My first game was in '96. It was rained out before I even got a chance to get into the stadium and see the grass. I had to wait until the end of the summer in order to get to my first game which I can't even remember to well.
What I do remember from that season is staying up late to watch the Yankees win their first title in 18 years. Watching Charlie Hayes make that catch and seeing Wade Boggs ride around the stadium on a police horse are two things about the stadium I'll never forget.
But as for actual memories of games at the stadium, I have few remarkable ones. I suppose the best one I have comes from only a few years ago.

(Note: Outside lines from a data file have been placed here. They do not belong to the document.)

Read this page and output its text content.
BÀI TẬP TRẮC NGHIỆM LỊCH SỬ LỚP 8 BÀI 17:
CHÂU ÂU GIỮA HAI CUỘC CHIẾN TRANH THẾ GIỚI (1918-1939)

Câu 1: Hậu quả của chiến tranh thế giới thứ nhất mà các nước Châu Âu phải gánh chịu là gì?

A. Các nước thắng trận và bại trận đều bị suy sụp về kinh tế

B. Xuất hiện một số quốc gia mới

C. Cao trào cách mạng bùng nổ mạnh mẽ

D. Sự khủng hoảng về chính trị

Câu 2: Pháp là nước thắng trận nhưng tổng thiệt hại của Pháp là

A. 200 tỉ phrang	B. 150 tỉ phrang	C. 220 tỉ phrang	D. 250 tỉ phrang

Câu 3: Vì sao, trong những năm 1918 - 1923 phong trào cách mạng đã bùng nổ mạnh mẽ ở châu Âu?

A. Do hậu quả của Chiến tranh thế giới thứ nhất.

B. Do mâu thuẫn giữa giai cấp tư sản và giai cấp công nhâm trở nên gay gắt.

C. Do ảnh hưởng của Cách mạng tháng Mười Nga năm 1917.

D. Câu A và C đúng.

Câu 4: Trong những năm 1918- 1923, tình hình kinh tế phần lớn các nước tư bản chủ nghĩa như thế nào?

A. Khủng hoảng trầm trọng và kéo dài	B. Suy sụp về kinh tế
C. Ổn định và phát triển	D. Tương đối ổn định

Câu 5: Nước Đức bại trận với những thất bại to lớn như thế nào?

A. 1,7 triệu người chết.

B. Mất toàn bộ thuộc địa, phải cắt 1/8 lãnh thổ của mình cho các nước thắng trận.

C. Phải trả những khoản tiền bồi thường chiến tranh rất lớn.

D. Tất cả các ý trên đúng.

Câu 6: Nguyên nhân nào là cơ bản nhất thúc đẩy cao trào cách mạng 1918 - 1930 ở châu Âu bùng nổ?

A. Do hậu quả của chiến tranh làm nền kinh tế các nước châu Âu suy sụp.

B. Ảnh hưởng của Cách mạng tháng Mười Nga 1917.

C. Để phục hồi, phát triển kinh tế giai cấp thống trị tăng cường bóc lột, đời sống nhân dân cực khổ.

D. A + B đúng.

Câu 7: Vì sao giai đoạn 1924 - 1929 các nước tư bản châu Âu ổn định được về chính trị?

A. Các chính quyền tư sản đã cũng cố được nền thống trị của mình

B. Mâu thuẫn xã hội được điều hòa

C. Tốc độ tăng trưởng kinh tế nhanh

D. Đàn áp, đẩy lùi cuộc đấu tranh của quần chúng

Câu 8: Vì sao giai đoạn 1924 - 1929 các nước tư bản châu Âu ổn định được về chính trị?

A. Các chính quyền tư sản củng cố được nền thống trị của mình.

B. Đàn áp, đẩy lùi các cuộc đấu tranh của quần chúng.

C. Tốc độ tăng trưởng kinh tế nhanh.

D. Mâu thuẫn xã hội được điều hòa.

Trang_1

It was June of 2006 and the Yankees were still in a race for first with the Red Sox. Every game I had attended that year had ended in defeat for the Yankees and it seemed my timing was way off. But this time I finally saw something special.
I was way up in the upper deck in right field with a group of friends. It was Chien-Ming Wang vs. David Pauley, some unknown rookie which usually spells doom for the Yanks, and It started out poorly as David Ortiz hit a ball half way up the upper deck, just a few rows in front of us.

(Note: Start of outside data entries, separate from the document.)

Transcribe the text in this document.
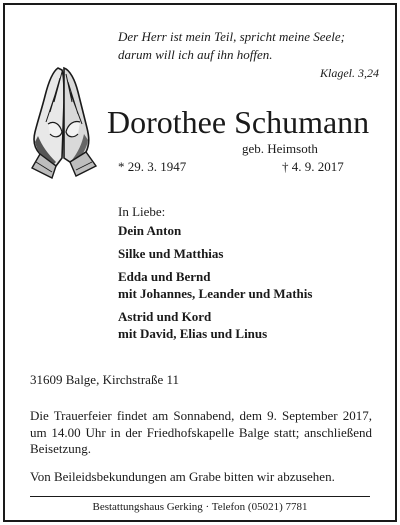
Der Herr ist mein Teil, spricht meine Seele;
darum will ich auf ihn hoffen.
Klagel. 3,24
Dorothee Schumann
geb. Heimsoth
* 29. 3. 1947	† 4. 9. 2017
In Liebe:
Dein Anton
Silke und Matthias
Edda und Bernd
mit Johannes, Leander und Mathis
Astrid und Kord
mit David, Elias und Linus
31609 Balge, Kirchstraße 11

Die Trauerfeier findet am Sonnabend, dem 9. September 2017, um 14.00 Uhr in der Friedhofskapelle Balge statt; anschließend Beisetzung.

Von Beileidsbekundungen am Grabe bitten wir abzusehen.
Bestattungshaus Gerking · Telefon (05021) 7781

But Bernie Williams was still around and use what little magic he had left to tie the game at one two innings later.
The Yankees took the lead late in the game after Pauley misplayed a Miguel Cairo grounder into a base hit. Then Johnny Damon singled him to second before Melky Cabrera walked. Rudy Seanez came in and walked Jason Giambi to give the Yanks a 2-1 lead.
The next inning in came Krazy Kyle Farnsworth. Immediately I thought we were screwed. We had come all this way and the Yanks had finally taken the lead only to see Joe Torre bring in Farnsworth to face the heart of the Sox line up and blow the game.
But Farnsworth surprised us by getting Mark Loretta on a fly ball and then striking out David Ortiz. Then up stepped Manny Ramirez who hit .556 against the Yankees that season.
There was only one logical conclusion to this match up.
And with a 1-0 count Manny drilled a ball to left-center field. From our seats we were perfectly lined up to watch Melky drift back to the wall. It looked like there was no chance the ball would stay in the park.
But then Melky leaped and pulled the ball from the air. No sat down after that play. The stadium was shaking with jubilation as Melky reached the dugout and we remained on our feet until he came out for a curtain call.
It was the first time I had ever seen the stadium give a curtain call for defense. That was one of my most exciting memories about Yankee Stadium.
Today I do feel some remorse at having to watch the stadium fade into the annals of history, but the reality is that this is not the stadium of Ruth, Gehrig, DiMaggio and Mantle. That stadium died with the renovations of the '70s.
Yankee Stadium did. The new Yankee Stadium will have legends that grace it from the beginning, much as the original. Hopefully it will begin creating its own ghosts like the first stadium did.
I will miss Yankee Stadium but, aside from the prices, I am looking forward to the future.